The spirit of Walter Duranty

Yesterday’s big New York Times page-one takedown of President Bush was “Huge cache of explosives vanished from site in Iraq.” Today the Times reports “Iraq explosive become issue in campaign.” On day one the Times publishes the story; on day two the Times notes the injection of the issue raised by the story into the campaign. This is how it works in the great tradition of the New York Times.
There appears to be another tradition at work here, however, and it is one that we have followed assiduously over the past two years. One has to read rather far into today’s Times account to find this discordant note:

On Monday evening, Nicolle Devenish, the spokeswoman for the Bush campaign, noted a section of the Times report indicating that American troops, on the way to Baghdad in April 2003, stopped at the Al Qaqaa complex and saw no evidence of high explosives. Noting that the cache may have been looted before the American invasion, she said Mr. Kerry had exaggerated the administration’s responsibility.

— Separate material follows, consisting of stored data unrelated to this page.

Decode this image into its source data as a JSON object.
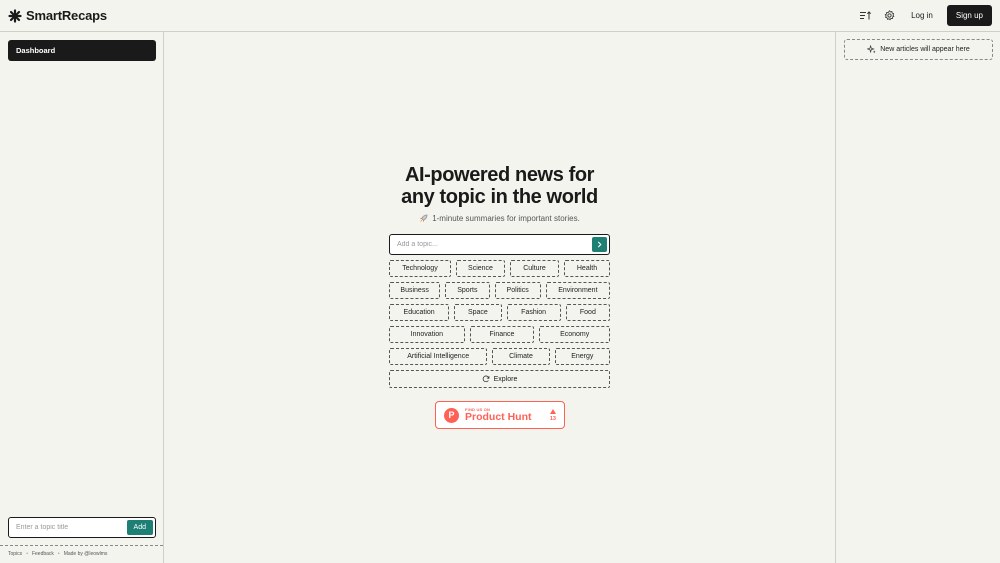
{
  "header": {
    "brand": "SmartRecaps",
    "login_label": "Log in",
    "signup_label": "Sign up"
  },
  "left_sidebar": {
    "dashboard_label": "Dashboard",
    "topic_input_placeholder": "Enter a topic title",
    "add_label": "Add",
    "footer_links": [
      "Topics",
      "Feedback",
      "Made by @leowlms"
    ]
  },
  "right_sidebar": {
    "new_articles_label": "New articles will appear here"
  },
  "hero": {
    "title_line1": "AI-powered news for",
    "title_line2": "any topic in the world",
    "subtitle": "1-minute summaries for important stories."
  },
  "search": {
    "placeholder": "Add a topic..."
  },
  "topic_rows": [
    [
      "Technology",
      "Science",
      "Culture",
      "Health"
    ],
    [
      "Business",
      "Sports",
      "Politics",
      "Environment"
    ],
    [
      "Education",
      "Space",
      "Fashion",
      "Food"
    ],
    [
      "Innovation",
      "Finance",
      "Economy"
    ],
    [
      "Artificial Intelligence",
      "Climate",
      "Energy"
    ]
  ],
  "explore_label": "Explore",
  "product_hunt": {
    "small": "FIND US ON",
    "big": "Product Hunt",
    "votes": "13"
  },
  "colors": {
    "accent": "#1e7f74",
    "dark": "#1a1a1a",
    "background": "#f4f4ef",
    "product_hunt": "#ff6154"
  }
}
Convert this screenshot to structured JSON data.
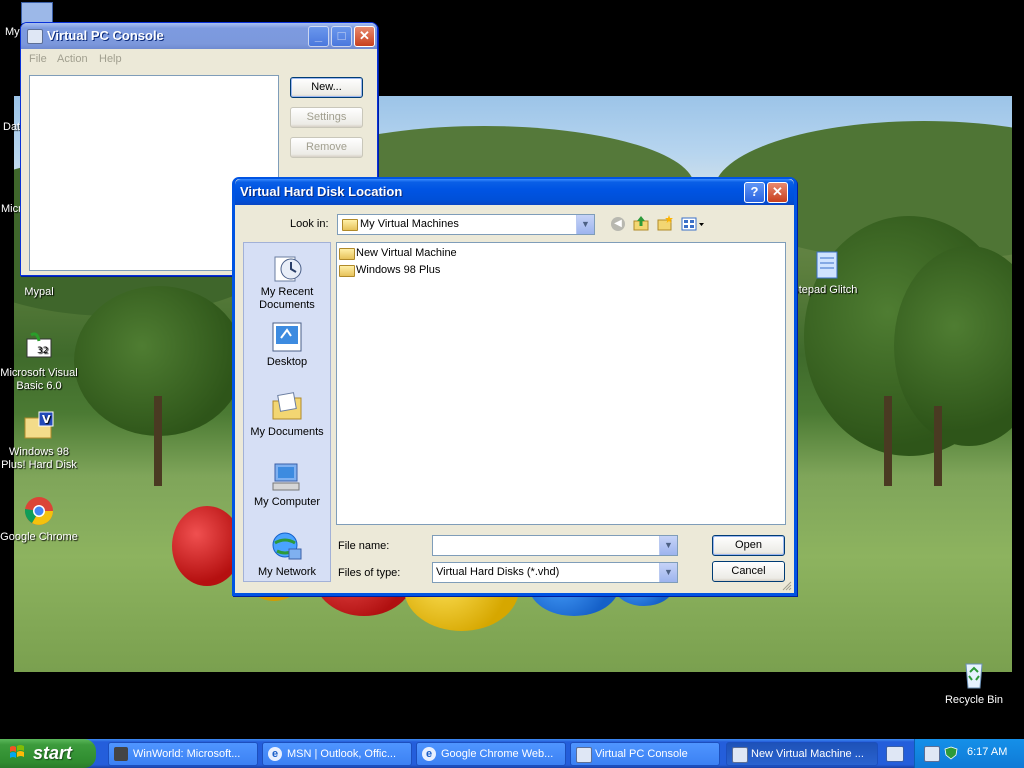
{
  "desktop": {
    "icons": [
      {
        "label": "My"
      },
      {
        "label": "Dat"
      },
      {
        "label": "Micr"
      },
      {
        "label": "Mypal"
      },
      {
        "label": "Microsoft Visual Basic 6.0"
      },
      {
        "label": "Windows 98 Plus! Hard Disk"
      },
      {
        "label": "Google Chrome"
      },
      {
        "label": "otepad Glitch"
      },
      {
        "label": "Recycle Bin"
      }
    ]
  },
  "console": {
    "title": "Virtual PC Console",
    "menu": [
      "File",
      "Action",
      "Help"
    ],
    "buttons": {
      "new": "New...",
      "settings": "Settings",
      "remove": "Remove"
    }
  },
  "dialog": {
    "title": "Virtual Hard Disk Location",
    "look_in_label": "Look in:",
    "look_in_value": "My Virtual Machines",
    "places": [
      "My Recent Documents",
      "Desktop",
      "My Documents",
      "My Computer",
      "My Network"
    ],
    "files": [
      "New Virtual Machine",
      "Windows 98 Plus"
    ],
    "file_name_label": "File name:",
    "file_name_value": "",
    "files_of_type_label": "Files of type:",
    "files_of_type_value": "Virtual Hard Disks (*.vhd)",
    "open_label": "Open",
    "cancel_label": "Cancel"
  },
  "taskbar": {
    "start_label": "start",
    "tasks": [
      {
        "label": "WinWorld: Microsoft..."
      },
      {
        "label": "MSN | Outlook, Offic..."
      },
      {
        "label": "Google Chrome Web..."
      },
      {
        "label": "Virtual PC Console"
      },
      {
        "label": "New Virtual Machine ..."
      }
    ],
    "clock": "6:17 AM"
  },
  "colors": {
    "xp_blue": "#0054e3",
    "taskbar": "#245edb",
    "start_green": "#3c9b3c",
    "dialog_bg": "#ece9d8"
  }
}
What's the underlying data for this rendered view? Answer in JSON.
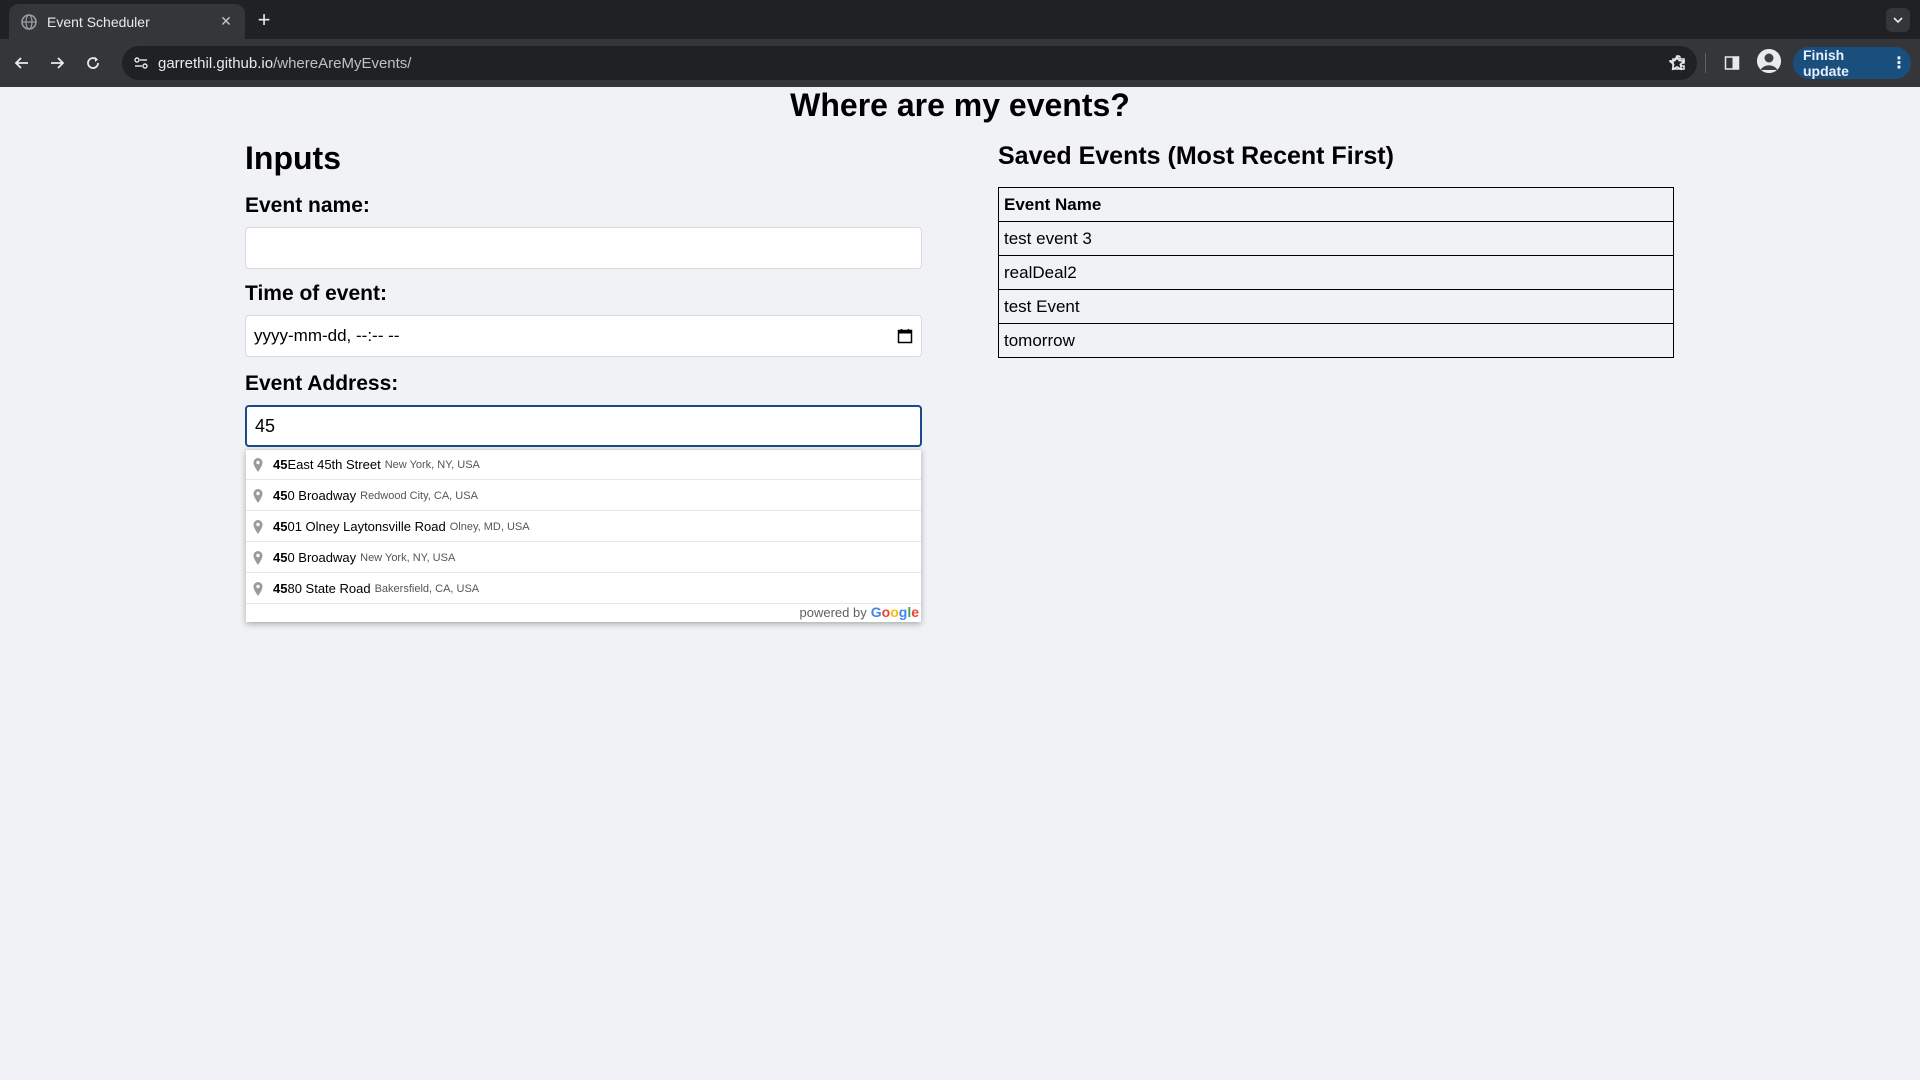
{
  "browser": {
    "tab_title": "Event Scheduler",
    "tab_close": "✕",
    "new_tab": "+",
    "url_host": "garrethil.github.io",
    "url_path": "/whereAreMyEvents/",
    "finish_update_label": "Finish update",
    "menu_glyph": "⋮"
  },
  "page": {
    "title": "Where are my events?",
    "inputs_heading": "Inputs",
    "event_name_label": "Event name:",
    "event_name_value": "",
    "time_label": "Time of event:",
    "time_placeholder": "yyyy-mm-dd, --:-- --",
    "address_label": "Event Address:",
    "address_value": "45"
  },
  "suggestions": {
    "items": [
      {
        "match": "45",
        "rest": " East 45th Street",
        "secondary": "New York, NY, USA"
      },
      {
        "match": "45",
        "rest": "0 Broadway",
        "secondary": "Redwood City, CA, USA"
      },
      {
        "match": "45",
        "rest": "01 Olney Laytonsville Road",
        "secondary": "Olney, MD, USA"
      },
      {
        "match": "45",
        "rest": "0 Broadway",
        "secondary": "New York, NY, USA"
      },
      {
        "match": "45",
        "rest": "80 State Road",
        "secondary": "Bakersfield, CA, USA"
      }
    ],
    "powered_by": "powered by",
    "google": {
      "G": "G",
      "o1": "o",
      "o2": "o",
      "g": "g",
      "l": "l",
      "e": "e"
    }
  },
  "saved": {
    "heading": "Saved Events (Most Recent First)",
    "column": "Event Name",
    "rows": [
      "test event 3",
      "realDeal2",
      "test Event",
      "tomorrow"
    ]
  },
  "colors": {
    "chrome_dark": "#202124",
    "chrome_toolbar": "#35363a",
    "page_bg": "#f0f2f5",
    "focus_border": "#1a4a8c",
    "update_button": "#1a4f7d"
  },
  "icons": [
    "globe-icon",
    "close-icon",
    "plus-icon",
    "back-icon",
    "forward-icon",
    "reload-icon",
    "site-info-icon",
    "star-icon",
    "extensions-icon",
    "side-panel-icon",
    "avatar",
    "calendar-icon",
    "map-pin-icon"
  ]
}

“John Kerry presumes to know something that he could not know: when the material disappeared,” Ms. Devenish said. “Since he does not know whether it was gone before the war began, he can’t prove it was there to be secured.”

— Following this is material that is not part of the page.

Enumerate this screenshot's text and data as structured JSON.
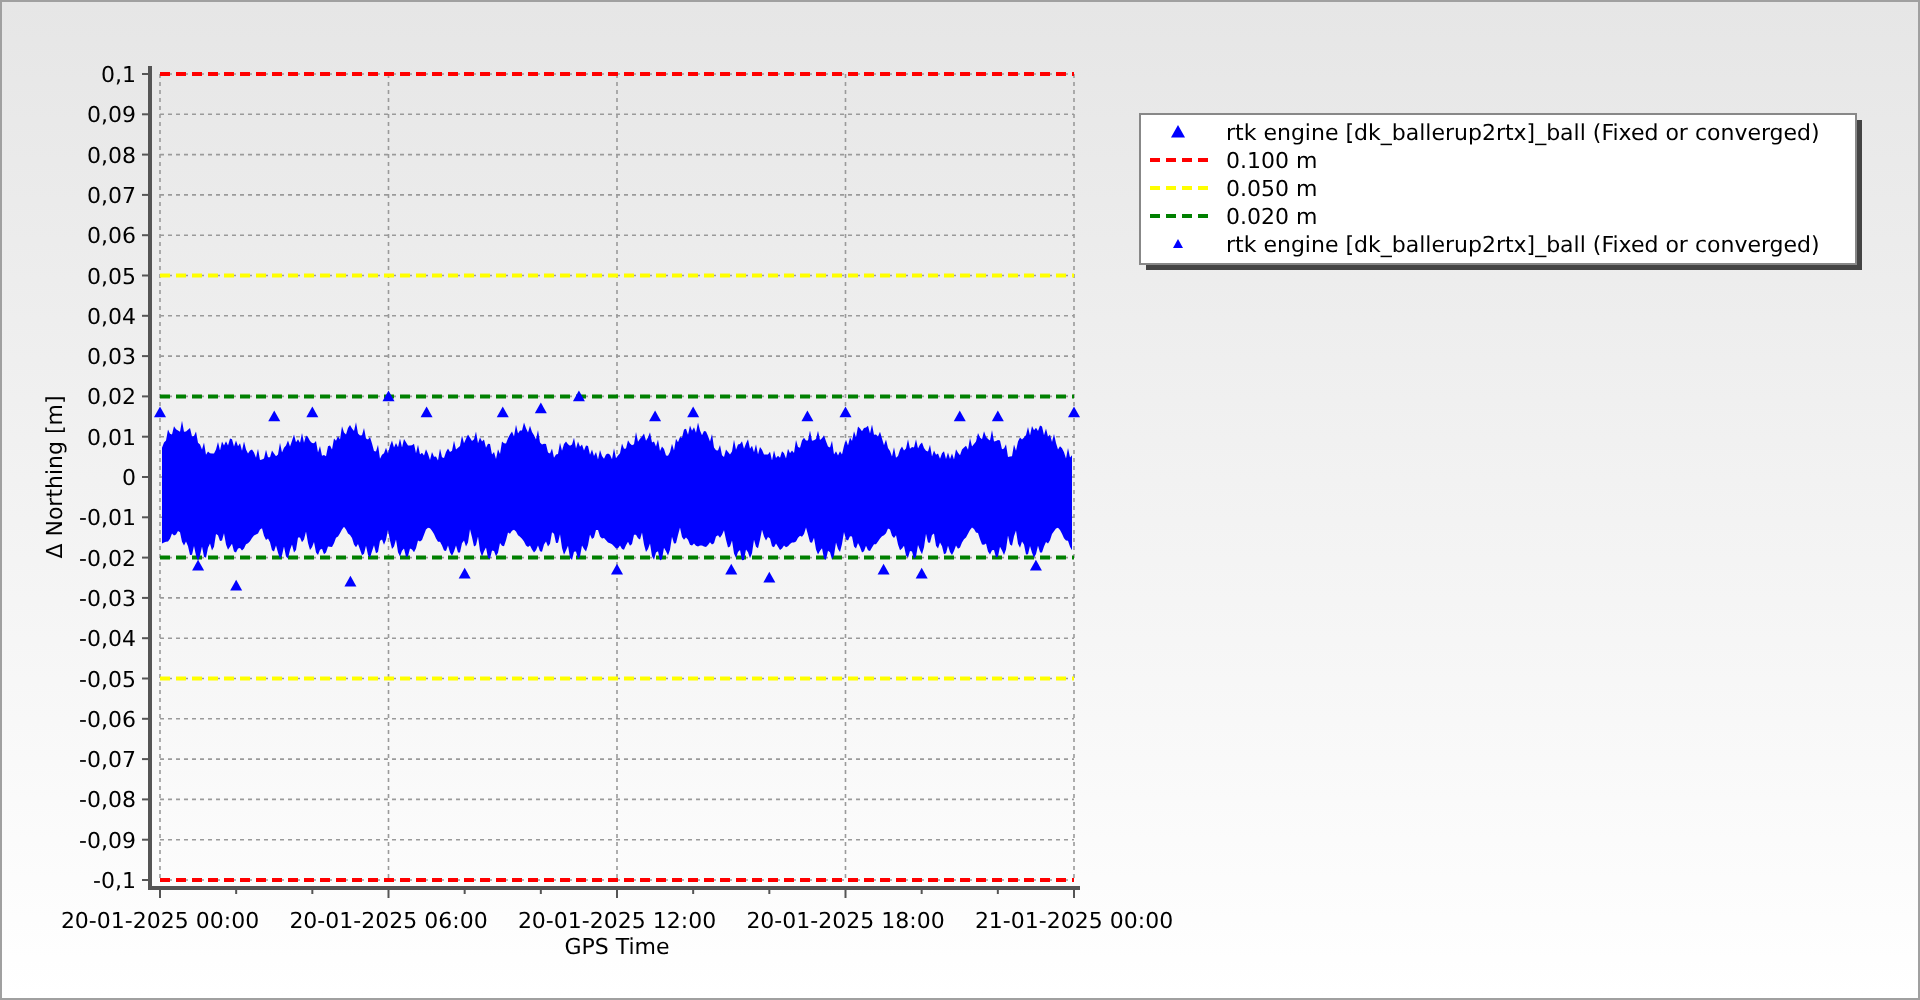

Last night NBC took the wind out of the sails of the Times story by reporting that the explosives were missing at the time that US forces arrived at the ammunition dump during the war. The Times fails to note the NBC story, but CNN has a good account: “Report: Explosive already gone when US troops arrived.”
Wretchard puts yesterday’s Times story in the larger context of the war: “That missing RDX.” Roger Simon, on the other hand, puts it in the larger context of frauds perpetrated by the New York Times: “How Duranty happened.”
DEACON adds: The Wretchard piece captures the real story here, and it doesn’t favor John Kerry. Hugh Hewitt explains why: The explosives were gone by the time we arrived because we wasted months trying to persuade countries like France to support our military action. Kerry’s position is that he voted for military action only so that the president could engage in this lengthy dance. He also says we should have danced longer, giving Saddam the opportunity to move more weapons. In Wretchard’s words, “The price of passing ‘the Global Test’ was very high; and having been gypped once, there are some who are still eager to be taken to the cleaners again.”